Giant-Cell Tumor (GCT) --
Although giant-cell tumor (GCT) of bone is a well-recognized neoplasm with distinctive clinical and histopathologic features, the histogenesis of the tumor cells, particularly of the mononuclear population, is still debated. GCT of bone is one of a few neoplasms in which macrophage/osteoclast precursor cells and osteoclast-like giant cells infiltrate the tumor mass. The gene transcripts of MCP-1, a monocyte chemo-attractant protein 1, are detected in all GCT and the protein is found in the cytoplasm of the stromal-like tumor cells of GCT of bone. This suggests that recruitment of CD68+ macrophage-like cells may be due to the production MCP-1 by stromal-like tumor cells. These CD68+ cells may originate from peripheral blood and could have the capability of further differentiating into osteoclasts within the tumor. However, the mononuclear stromal cells have been shown to express muscle actin (HHF35) and alpha-smooth muscle actin, while the osteoclast-like giant cells strongly coexpress muscle actin and CD68 but lack alpha-smooth muscle actin. These findings suggest a myofibroblastic origin. Therefore, the true histogenesis of the cell population, as well as the implications of these findings for GCT diagnosis in giant-cell tumors, remains unclear.

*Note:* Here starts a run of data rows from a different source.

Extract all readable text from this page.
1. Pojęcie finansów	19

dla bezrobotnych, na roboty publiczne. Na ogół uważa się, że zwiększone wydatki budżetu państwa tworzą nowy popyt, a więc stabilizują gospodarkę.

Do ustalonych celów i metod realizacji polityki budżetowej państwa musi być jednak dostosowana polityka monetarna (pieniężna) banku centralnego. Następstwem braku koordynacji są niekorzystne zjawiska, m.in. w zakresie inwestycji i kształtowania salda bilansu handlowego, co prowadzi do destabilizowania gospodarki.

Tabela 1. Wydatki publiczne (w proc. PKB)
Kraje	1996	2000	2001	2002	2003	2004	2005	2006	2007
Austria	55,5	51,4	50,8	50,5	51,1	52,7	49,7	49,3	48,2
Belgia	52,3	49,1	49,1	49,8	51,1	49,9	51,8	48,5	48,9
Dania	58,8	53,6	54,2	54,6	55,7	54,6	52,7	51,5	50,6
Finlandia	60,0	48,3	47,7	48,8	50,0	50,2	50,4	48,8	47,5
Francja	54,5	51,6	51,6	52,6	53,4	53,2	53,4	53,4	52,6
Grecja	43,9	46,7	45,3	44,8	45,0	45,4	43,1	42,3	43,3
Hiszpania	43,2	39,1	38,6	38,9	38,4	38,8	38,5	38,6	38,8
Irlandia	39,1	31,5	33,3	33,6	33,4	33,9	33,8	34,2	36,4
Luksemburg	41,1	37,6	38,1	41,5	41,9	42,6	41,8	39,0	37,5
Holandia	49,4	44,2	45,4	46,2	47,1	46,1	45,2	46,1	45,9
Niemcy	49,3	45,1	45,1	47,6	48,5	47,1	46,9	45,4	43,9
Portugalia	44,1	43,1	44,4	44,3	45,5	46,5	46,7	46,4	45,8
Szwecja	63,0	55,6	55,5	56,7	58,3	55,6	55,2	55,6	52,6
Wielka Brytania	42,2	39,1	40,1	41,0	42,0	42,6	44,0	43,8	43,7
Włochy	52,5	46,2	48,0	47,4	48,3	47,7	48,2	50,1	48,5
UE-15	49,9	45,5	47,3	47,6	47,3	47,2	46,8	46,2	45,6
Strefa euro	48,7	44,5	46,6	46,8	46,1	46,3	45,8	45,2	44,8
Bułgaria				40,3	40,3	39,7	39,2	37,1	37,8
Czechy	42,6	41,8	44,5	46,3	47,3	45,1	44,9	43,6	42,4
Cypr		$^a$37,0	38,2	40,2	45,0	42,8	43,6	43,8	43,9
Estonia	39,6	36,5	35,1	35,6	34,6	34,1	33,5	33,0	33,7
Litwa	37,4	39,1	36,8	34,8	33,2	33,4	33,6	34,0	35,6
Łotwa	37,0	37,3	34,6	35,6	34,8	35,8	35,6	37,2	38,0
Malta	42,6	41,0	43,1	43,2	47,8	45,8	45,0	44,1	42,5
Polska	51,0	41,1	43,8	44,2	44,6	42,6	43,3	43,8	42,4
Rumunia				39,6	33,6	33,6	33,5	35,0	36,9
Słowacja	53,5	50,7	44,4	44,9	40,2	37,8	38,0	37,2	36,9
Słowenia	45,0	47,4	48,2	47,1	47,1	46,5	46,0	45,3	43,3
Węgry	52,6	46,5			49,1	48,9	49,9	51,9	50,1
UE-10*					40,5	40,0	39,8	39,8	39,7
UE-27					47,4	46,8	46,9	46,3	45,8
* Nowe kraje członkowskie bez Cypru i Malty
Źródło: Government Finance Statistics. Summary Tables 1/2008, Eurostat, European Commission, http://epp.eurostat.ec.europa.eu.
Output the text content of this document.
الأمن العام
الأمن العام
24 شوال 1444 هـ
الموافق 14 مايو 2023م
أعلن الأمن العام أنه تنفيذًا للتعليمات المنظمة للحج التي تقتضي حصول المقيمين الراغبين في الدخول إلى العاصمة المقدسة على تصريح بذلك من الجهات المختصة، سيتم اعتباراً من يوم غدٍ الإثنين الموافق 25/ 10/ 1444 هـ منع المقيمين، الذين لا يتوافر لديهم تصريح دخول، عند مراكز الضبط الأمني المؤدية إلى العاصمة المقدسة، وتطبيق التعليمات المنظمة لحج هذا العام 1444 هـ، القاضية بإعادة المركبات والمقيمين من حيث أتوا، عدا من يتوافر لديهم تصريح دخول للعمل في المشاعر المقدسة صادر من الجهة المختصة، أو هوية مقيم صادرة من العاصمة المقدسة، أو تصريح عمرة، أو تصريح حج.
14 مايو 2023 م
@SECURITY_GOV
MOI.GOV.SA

Giant-Cell Reparative Granuloma --
Giant-cell reparative granuloma (GCRG) is a reactive bone lesion that most often involves the jaws and, occasionally, the distal extremities. In extragnathic locations, GCRG may simulate other osteolytic giant cells lesions such as GCT of bone and aneurysmal bone cyst. Immunohistochemically, all cases showed expression of vimentin and actin in the stromal spindle-cell population and expression of CD68, vimentin, and leucocyte common antigen in the osteoclast-like giant-cell population. Since MIB-1 is expressed in approximately 6% of the stromal mononuclear population but in none of the giant cells, it has been suggested that the proliferative component is the stroma.

Conclusion
Although immunohistochemistry does not currently play the important diagnostic role in primary bone tumors that it plays in soft-tissue counterparts, research efforts to characterize the histogenesis of many of these neoplasias may offer new alternatives for diagnosis in the near future. For the distinction of primary tumors vs metastases of non-osseous origin and for the characterization of a small subset of neoplasias, such as those with small round-cell morphology, immunohistochemistry remains the technique of choice.